Dimitris: Ja, das glaube ich. Klar kann man nicht immer so handeln, wie man gerne handeln würde, wenn man in ihrer Lage ist. Aber ich glaube wirklich, dass es dieser Richterin sehr schwer fallen wird, in Zukunft eine längere Strafe gegen jemanden zu verhängen, der wohl selbst ein Migrant oder Geflüchteter ist. Wie gesagt, wir erleben nur selten, dass Schmuggler vor Gericht gebracht werden und selbst wenn das mal passiert, handelt es sich immer um Personen, die nur im kleinen Rahmen in das kriminelle Netzwerk involviert sind und nie eine Machtposition innehaben.

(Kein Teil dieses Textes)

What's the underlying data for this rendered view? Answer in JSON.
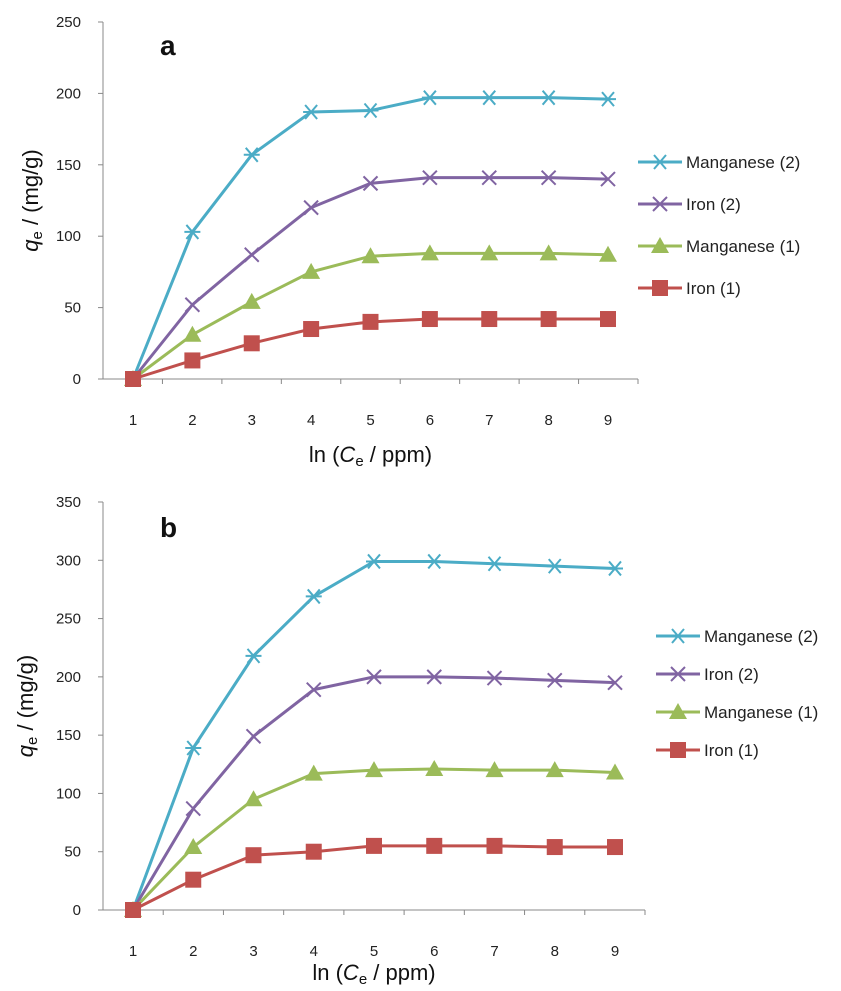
{
  "chart_data": [
    {
      "type": "line",
      "panel_label": "a",
      "xlabel": {
        "prefix": "ln (",
        "var": "C",
        "sub": "e",
        "suffix": " / ppm)"
      },
      "ylabel": {
        "var": "q",
        "sub": "e",
        "suffix": " / (mg/g)"
      },
      "x": [
        1,
        2,
        3,
        4,
        5,
        6,
        7,
        8,
        9
      ],
      "ylim": [
        0,
        250
      ],
      "yticks": [
        0,
        50,
        100,
        150,
        200,
        250
      ],
      "legend_position": "right",
      "series": [
        {
          "name": "Manganese (2)",
          "color": "#4bacc6",
          "marker": "asterisk",
          "values": [
            0,
            103,
            157,
            187,
            188,
            197,
            197,
            197,
            196
          ]
        },
        {
          "name": "Iron (2)",
          "color": "#8064a2",
          "marker": "x",
          "values": [
            0,
            52,
            87,
            120,
            137,
            141,
            141,
            141,
            140
          ]
        },
        {
          "name": "Manganese (1)",
          "color": "#9bbb59",
          "marker": "triangle",
          "values": [
            0,
            31,
            54,
            75,
            86,
            88,
            88,
            88,
            87
          ]
        },
        {
          "name": "Iron (1)",
          "color": "#c0504d",
          "marker": "square",
          "values": [
            0,
            13,
            25,
            35,
            40,
            42,
            42,
            42,
            42
          ]
        }
      ]
    },
    {
      "type": "line",
      "panel_label": "b",
      "xlabel": {
        "prefix": "ln (",
        "var": "C",
        "sub": "e",
        "suffix": " / ppm)"
      },
      "ylabel": {
        "var": "q",
        "sub": "e",
        "suffix": " / (mg/g)"
      },
      "x": [
        1,
        2,
        3,
        4,
        5,
        6,
        7,
        8,
        9
      ],
      "ylim": [
        0,
        350
      ],
      "yticks": [
        0,
        50,
        100,
        150,
        200,
        250,
        300,
        350
      ],
      "legend_position": "right",
      "series": [
        {
          "name": "Manganese (2)",
          "color": "#4bacc6",
          "marker": "asterisk",
          "values": [
            0,
            139,
            218,
            269,
            299,
            299,
            297,
            295,
            293
          ]
        },
        {
          "name": "Iron (2)",
          "color": "#8064a2",
          "marker": "x",
          "values": [
            0,
            87,
            149,
            189,
            200,
            200,
            199,
            197,
            195
          ]
        },
        {
          "name": "Manganese (1)",
          "color": "#9bbb59",
          "marker": "triangle",
          "values": [
            0,
            54,
            95,
            117,
            120,
            121,
            120,
            120,
            118
          ]
        },
        {
          "name": "Iron (1)",
          "color": "#c0504d",
          "marker": "square",
          "values": [
            0,
            26,
            47,
            50,
            55,
            55,
            55,
            54,
            54
          ]
        }
      ]
    }
  ]
}
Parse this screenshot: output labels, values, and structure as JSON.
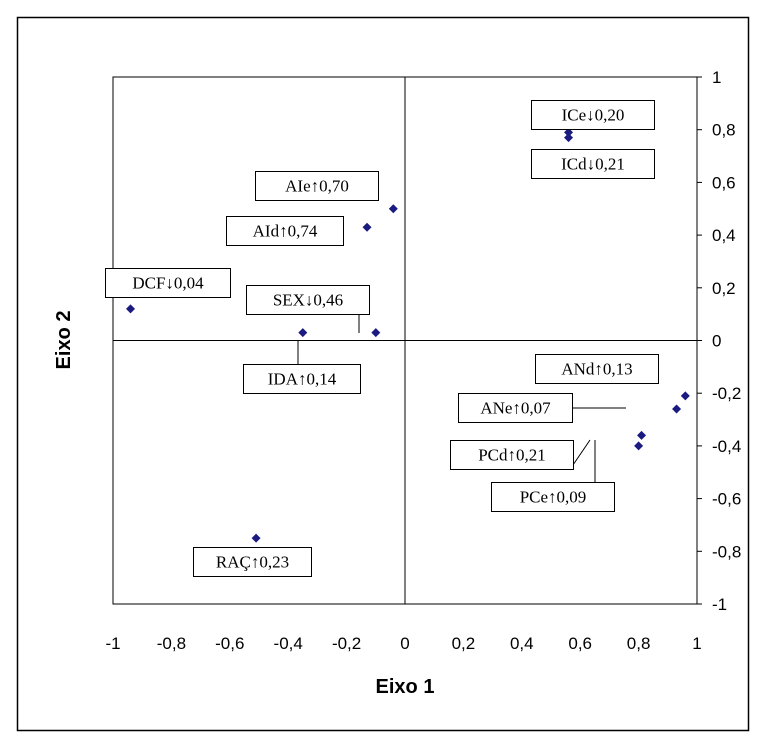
{
  "chart_data": {
    "type": "scatter",
    "title": "",
    "xlabel": "Eixo 1",
    "ylabel": "Eixo 2",
    "xlim": [
      -1,
      1
    ],
    "ylim": [
      -1,
      1
    ],
    "x_ticks": [
      "-1",
      "-0,8",
      "-0,6",
      "-0,4",
      "-0,2",
      "0",
      "0,2",
      "0,4",
      "0,6",
      "0,8",
      "1"
    ],
    "y_ticks": [
      "1",
      "0,8",
      "0,6",
      "0,4",
      "0,2",
      "0",
      "-0,2",
      "-0,4",
      "-0,6",
      "-0,8",
      "-1"
    ],
    "grid": false,
    "legend": "none",
    "marker_color": "#1a1a80",
    "points": [
      {
        "label": "ICe↓0,20",
        "x": 0.56,
        "y": 0.79
      },
      {
        "label": "ICd↓0,21",
        "x": 0.56,
        "y": 0.77
      },
      {
        "label": "AIe↑0,70",
        "x": -0.04,
        "y": 0.5
      },
      {
        "label": "AId↑0,74",
        "x": -0.13,
        "y": 0.43
      },
      {
        "label": "DCF↓0,04",
        "x": -0.94,
        "y": 0.12
      },
      {
        "label": "SEX↓0,46",
        "x": -0.1,
        "y": 0.03
      },
      {
        "label": "IDA↑0,14",
        "x": -0.35,
        "y": 0.03
      },
      {
        "label": "ANd↑0,13",
        "x": 0.96,
        "y": -0.21
      },
      {
        "label": "ANe↑0,07",
        "x": 0.93,
        "y": -0.26
      },
      {
        "label": "PCd↑0,21",
        "x": 0.81,
        "y": -0.36
      },
      {
        "label": "PCe↑0,09",
        "x": 0.8,
        "y": -0.4
      },
      {
        "label": "RAÇ↑0,23",
        "x": -0.51,
        "y": -0.75
      }
    ]
  }
}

Alexia: Dimitris, du hast uns heute einige wirklich fesselnde Geschichten erzählt. Bevor wir schließen, möchte ich dir noch eine schwierige Frage stellen: Wenn es dich und deine Kolleg*innen nicht gäbe, was wäre deiner Meinung nach die größten Hindernisse für Geflüchtete, die kriminalisiert werden?
Dimitris: Ich glaube, dass ein Vakuum der Natur widerspricht. Die Dinge werden immer zusammenkommen und leere Räume werden sich über früher oder später füllen. In meinem Fall könnte man sagen, dass ich diese Rolle übernommen habe, weil ich ein Teil der örtlichen Bevölkerung hier auf Samos bin. Ich lebte bereits hier und arbeitete als Anwalt, als sich die Ereignisse zwischen 2015 und 2019 direkt vor meiner Haustür, in meiner Heimatstadt, abspielten. Natürlich gab es auch andere Anwälte auf Samos, die sich mit dem rechtlichen Aspekt von Asylverfahren befassten, aber die Themen Menschenrechtsverletzungen und Kriminalisierung blieben unterrepräsentiert. Dennoch habe ich selbst viele verschiedene Rollen verkörpert, auch in den letzten vier Jahren. Im Jahr 2020 zum Beispiel, als Rettungseinsätze verboten wurden, ging unser Team an die Küsten, die übliche Ankunftsorte sind um als Zeug*innen zu agieren, die Pushbacks im Weg stehen konnten. Das ist übrigens etwas, was jetzt „Ärzte ohne Grenzen“ macht, eine international legitimierte Organisation als unser kleines, lokales Projekt. Ich glaube also, dass, wenn ein Vakuum entsteht, es früher oder später gefüllt werden wird. Daran würde ich gerne glauben. Und noch etwas möchte ich betonen: Auch wenn ich derjenige bin, den ihr heute interviewt und die Frage, die du gerade gestellt hast, an mich gerichtet war und ich natürlich auf der Grundlage meiner persönlichen Erfahrungen gesprochen habe - es bin nicht nur ich, über dessen Arbeit ich gesprochen habe. Es gibt viele von uns, mehr als ich in diesem Gespräch mit dir hätte nennen können. Und viele, viele von uns arbeiten für kleine “Grass-Roots”-Organisationen, die oft Pionierarbeit leisten und den größeren, anerkannten Institutionen zeigen, was zu tun ist. Vor allem aber hoffe ich, dass ich heute Eines vermitteln konnte: Dass alle unsere Kämpfe eine Wirkung haben. Wenn es etwas Raum gibt und wenn es Menschen gibt, die bereitwillig mitmachen wollen, dann werden Andere folgen. Andere werden ihre Unterstützung zeigen und dann können wirklich wichtige Dinge bewegt werden. Wir müssen einfach weiterkämpfen.
Alexia: Vielen Dank für deine Zeit, deine Energie und deine ermutigende Botschaft, Dimitris!